Franz Xaver Kroetz, Autor und Schauspieler: Biergärten sind für mich ein Ort des Schreckens; ich bin ein eingefleischter Einzelgänger und im Biergarten muss man als Masse, wenigstens als Gruppe auftreten. Ich krieg schon von weitem, wenn ich einen vollen Biergarten lachen, grunzen, schreien, saufen hör, Angst; Platzangst. Dazu kommt, dass ich als Semi-Promi immer in Gefahr bin, geoutet zu werden.

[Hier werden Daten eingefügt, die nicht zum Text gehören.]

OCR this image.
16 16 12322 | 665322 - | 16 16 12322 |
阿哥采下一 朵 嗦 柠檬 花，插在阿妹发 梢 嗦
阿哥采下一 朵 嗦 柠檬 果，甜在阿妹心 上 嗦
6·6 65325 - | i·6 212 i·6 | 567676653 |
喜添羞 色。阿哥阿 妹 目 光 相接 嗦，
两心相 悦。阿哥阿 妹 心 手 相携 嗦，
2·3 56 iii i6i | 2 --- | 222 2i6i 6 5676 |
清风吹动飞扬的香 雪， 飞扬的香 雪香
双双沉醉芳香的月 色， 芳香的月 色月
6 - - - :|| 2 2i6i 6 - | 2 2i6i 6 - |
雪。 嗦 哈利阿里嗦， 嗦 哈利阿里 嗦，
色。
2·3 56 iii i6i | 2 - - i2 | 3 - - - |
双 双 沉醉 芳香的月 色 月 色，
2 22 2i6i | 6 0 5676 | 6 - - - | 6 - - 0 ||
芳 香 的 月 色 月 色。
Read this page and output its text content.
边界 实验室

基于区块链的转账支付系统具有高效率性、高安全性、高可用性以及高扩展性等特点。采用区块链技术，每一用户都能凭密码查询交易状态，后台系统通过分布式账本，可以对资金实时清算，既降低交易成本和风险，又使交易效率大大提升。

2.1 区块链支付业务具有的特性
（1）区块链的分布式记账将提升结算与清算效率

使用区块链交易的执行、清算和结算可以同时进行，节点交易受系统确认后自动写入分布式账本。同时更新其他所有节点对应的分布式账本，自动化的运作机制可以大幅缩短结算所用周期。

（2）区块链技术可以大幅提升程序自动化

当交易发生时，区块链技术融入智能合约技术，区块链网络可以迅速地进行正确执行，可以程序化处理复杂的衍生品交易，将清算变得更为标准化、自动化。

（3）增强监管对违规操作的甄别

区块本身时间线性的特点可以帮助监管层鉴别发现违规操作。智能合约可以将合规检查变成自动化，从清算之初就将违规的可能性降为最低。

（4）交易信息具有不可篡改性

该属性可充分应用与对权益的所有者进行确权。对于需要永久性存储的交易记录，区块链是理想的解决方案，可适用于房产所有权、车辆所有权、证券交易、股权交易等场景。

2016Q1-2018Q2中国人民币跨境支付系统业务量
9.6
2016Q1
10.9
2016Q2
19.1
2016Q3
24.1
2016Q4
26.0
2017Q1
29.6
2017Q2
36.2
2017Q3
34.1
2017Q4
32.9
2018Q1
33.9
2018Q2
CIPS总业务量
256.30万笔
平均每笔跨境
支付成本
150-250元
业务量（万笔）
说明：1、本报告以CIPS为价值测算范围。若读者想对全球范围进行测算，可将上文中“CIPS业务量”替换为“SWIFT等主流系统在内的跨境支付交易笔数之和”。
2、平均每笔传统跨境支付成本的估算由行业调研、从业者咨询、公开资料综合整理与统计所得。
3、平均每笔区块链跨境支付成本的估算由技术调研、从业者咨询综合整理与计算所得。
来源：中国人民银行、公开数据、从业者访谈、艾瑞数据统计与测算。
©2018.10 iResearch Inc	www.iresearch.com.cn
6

Das hat mir auch, ein paar Jahre ist's her, endgültig den Appetit verdorben. Ich hab mich überreden lassen und war mit Bekannten im Augustiner-Biergarten. Nach zwei Maß musste ich aufs Klo. Im Pissoir hab ich grad meinen Laden geöffnet, da ruft es hinter mir: ,,Gell, aa da Baby muaß hin und wieda sei Hosn obelassn.'' Ich dreh mich erschrocken um. ,,Denk da nix, i hob dein Schwanz scho im Fernsehn gseng, wiasd ausm Bett von da Mona krabbelt bist, in Paris seids gwen, gell?'' - Mehr sagt er nicht, er stellt sich neben mich und pinkelt einen Strahl ins Urinal, der mich vor Neid erblassen lässt. Bei mir kommt nichts mehr, kein Tropfen. Gedemütigt zieh ich den Schwanz ein und flüchte unverrichteter Dinge.
Da ich wie fast alle Künstler auch an Verfolgungswahn leide, trau ich mich nicht mehr aufs Klo, sondern sitz mit voller Blase da und trink zur Kompensation nichts mehr. Man redet mich blöd an, ich grantel zurück. Ich bin unglücklich und nüchtern. Halt's eine Stunde aus und geh dann zum Hauptbahnhof; zum Pinkeln. In einen großen, vollen Biergarten bringen mich keine zehn Pferde mehr. Aber bei mir daheim, an der Alz bei Altenmarkt, da gibt's einen kleinen, idyllisch in die Landschaft gestreuten Biergarten, der heißt ,,Beim...'' - ja so blöd werd ich sein und das hier verraten!!! Den mag ich, und wenn ich da hinkomm, bin ich der Franz und nicht der Baby. Tipp: Mit dem Radl hinfahren und mindestens drei Maß trinken: Der Rückweg wird so lang, dass man in den Haxn die Unendlichkeit spürt.